Updated

County leaders on Tuesday approved a resolution asking a federal agency to rename Negrohead Mountain near Malibu in honor of a black pioneer who settled in the area in the 19th century.

The peak would be known as Ballard Mountain, after John Ballard, if the U.S. Geological Survey's Board on Geographic Names grants the request by the Los Angeles County Board of Supervisors.

"Black history is all of our history ... and this an opportunity to celebrate that," Moorpark College history instructor Patty Colman told supervisors during a board meeting.

The switch would "honor the man, as a man, for the contributions he made," said Supervisor Zev Yaroslavsky, who made the name-change motion.

The name of the mountain, at 2,031 feet the tallest in the area, originally contained a racial slur that even was found on early government topographic maps. It was changed to "negro" in the 1960s.

Other settlers are believed to have been thinking of Ballard when they named the mountain.

"It really was slander of a courageous and remarkable guy," said Nicholas Noxon, a local resident who lobbied for the Ballard Mountain name change.

A telephone message from The Associated Press seeking comment from the Board on Geographic Names left after business hours Tuesday was not immediately returned.

According to its Web site, the USGS does not encourage geographic name changes, but among its recognized classes of name changes are "those made to eliminate particular name problems as in cases involving derogatory names."

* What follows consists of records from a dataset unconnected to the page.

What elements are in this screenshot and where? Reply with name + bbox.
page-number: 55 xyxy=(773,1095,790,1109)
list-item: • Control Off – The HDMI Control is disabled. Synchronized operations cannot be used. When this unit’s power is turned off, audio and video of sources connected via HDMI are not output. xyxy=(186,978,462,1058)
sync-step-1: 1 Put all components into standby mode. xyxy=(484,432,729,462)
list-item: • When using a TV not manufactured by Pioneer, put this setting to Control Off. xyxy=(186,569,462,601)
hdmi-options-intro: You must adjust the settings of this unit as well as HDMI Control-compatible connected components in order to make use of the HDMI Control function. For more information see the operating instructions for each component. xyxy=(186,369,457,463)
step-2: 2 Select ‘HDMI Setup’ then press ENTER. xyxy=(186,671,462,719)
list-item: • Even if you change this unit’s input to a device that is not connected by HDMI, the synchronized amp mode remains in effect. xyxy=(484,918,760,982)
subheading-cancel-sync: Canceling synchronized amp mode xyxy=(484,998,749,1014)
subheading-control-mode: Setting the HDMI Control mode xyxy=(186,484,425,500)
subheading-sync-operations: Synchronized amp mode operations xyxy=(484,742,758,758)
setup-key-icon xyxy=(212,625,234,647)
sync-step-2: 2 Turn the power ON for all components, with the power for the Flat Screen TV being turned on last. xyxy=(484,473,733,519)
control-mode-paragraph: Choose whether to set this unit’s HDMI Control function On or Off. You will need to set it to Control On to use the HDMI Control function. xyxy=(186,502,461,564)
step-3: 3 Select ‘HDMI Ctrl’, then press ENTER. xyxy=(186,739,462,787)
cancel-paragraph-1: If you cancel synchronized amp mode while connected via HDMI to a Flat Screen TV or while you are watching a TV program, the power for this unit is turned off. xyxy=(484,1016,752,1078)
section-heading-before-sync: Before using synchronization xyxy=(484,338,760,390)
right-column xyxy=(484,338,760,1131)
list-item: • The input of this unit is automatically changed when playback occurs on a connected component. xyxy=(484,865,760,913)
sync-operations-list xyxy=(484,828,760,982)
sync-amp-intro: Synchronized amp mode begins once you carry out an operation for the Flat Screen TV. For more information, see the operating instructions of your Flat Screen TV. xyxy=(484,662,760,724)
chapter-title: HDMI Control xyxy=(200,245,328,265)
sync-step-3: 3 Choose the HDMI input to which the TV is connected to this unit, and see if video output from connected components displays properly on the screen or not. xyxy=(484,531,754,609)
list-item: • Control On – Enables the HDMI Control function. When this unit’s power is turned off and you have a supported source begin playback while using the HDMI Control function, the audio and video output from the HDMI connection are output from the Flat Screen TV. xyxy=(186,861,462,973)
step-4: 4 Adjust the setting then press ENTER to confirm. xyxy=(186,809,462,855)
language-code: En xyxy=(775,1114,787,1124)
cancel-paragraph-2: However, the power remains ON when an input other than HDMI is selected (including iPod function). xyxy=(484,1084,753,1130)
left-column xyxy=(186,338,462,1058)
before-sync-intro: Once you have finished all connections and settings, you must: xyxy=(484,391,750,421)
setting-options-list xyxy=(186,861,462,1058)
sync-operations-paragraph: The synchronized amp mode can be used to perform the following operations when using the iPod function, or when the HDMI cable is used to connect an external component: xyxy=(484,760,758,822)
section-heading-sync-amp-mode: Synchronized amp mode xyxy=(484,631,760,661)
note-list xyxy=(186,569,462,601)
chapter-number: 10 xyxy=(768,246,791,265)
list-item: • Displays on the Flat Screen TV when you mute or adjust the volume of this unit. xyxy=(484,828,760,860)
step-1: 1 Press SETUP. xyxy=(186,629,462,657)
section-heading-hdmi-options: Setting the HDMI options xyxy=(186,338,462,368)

The Web site further states: "The Board has a firm policy prohibiting the inclusion of a word in an official geographic name considered by the Board to be derogatory to any racial, ethnic, gender, or religious group."

After a proposal is received, all interested parties will be asked to comment, the site says. It notes that the process takes about six months.

Yaroslavsky spokesman Joel Bellman said the supervisor's office had already been in contact with the USGS board, but that the panel has to wait for the formal letter of request to arrive.

Ballard was a former Kentucky slave who came West around 1860 and died in 1905. He and his wife moved to Los Angeles, where he was a teamster and became prominent in the small but growing black community. He was part of a small group that founded Los Angeles' African Methodist Episcopal Church in 1869.

But in 1880, Ballard, who had remarried after the death of his first wife, decided to leave Los Angeles as newcomers poured in.

"Historians speculate that the Ballards may have been responding to growing segregationist policies and attitudes many thought they had safely left behind in the antebellum South," Yaroslavsky's motion said.

The Ballard family moved about 50 miles west to a valley in the Santa Monica Mountains near what is now the community of Seminole Hot Springs. By the turn of the century he and his daughter, one of his seven children, owned 320 acres obtained under the federal Homestead Act.

Ballard did some farming and ranching, worked as a blacksmith on a cattle ranch and cut and sold firewood. He lived in a shack and was well-known to other settlers.

In an 1898 book, "Happy Days in Southern California," Malibu landowner Frederick Rindge recalled that a neighbor told about settlers who mistreated Ballard and tried to drive him away by burning his cabin.

Some thought that "the real purpose was that some men with white faces and black hearts wanted to jump his claim after they got rid of him," Rindge wrote.

Instead, Rindge wrote, Ballard put up a sign over the ruins. It read, "This was the work of the devil."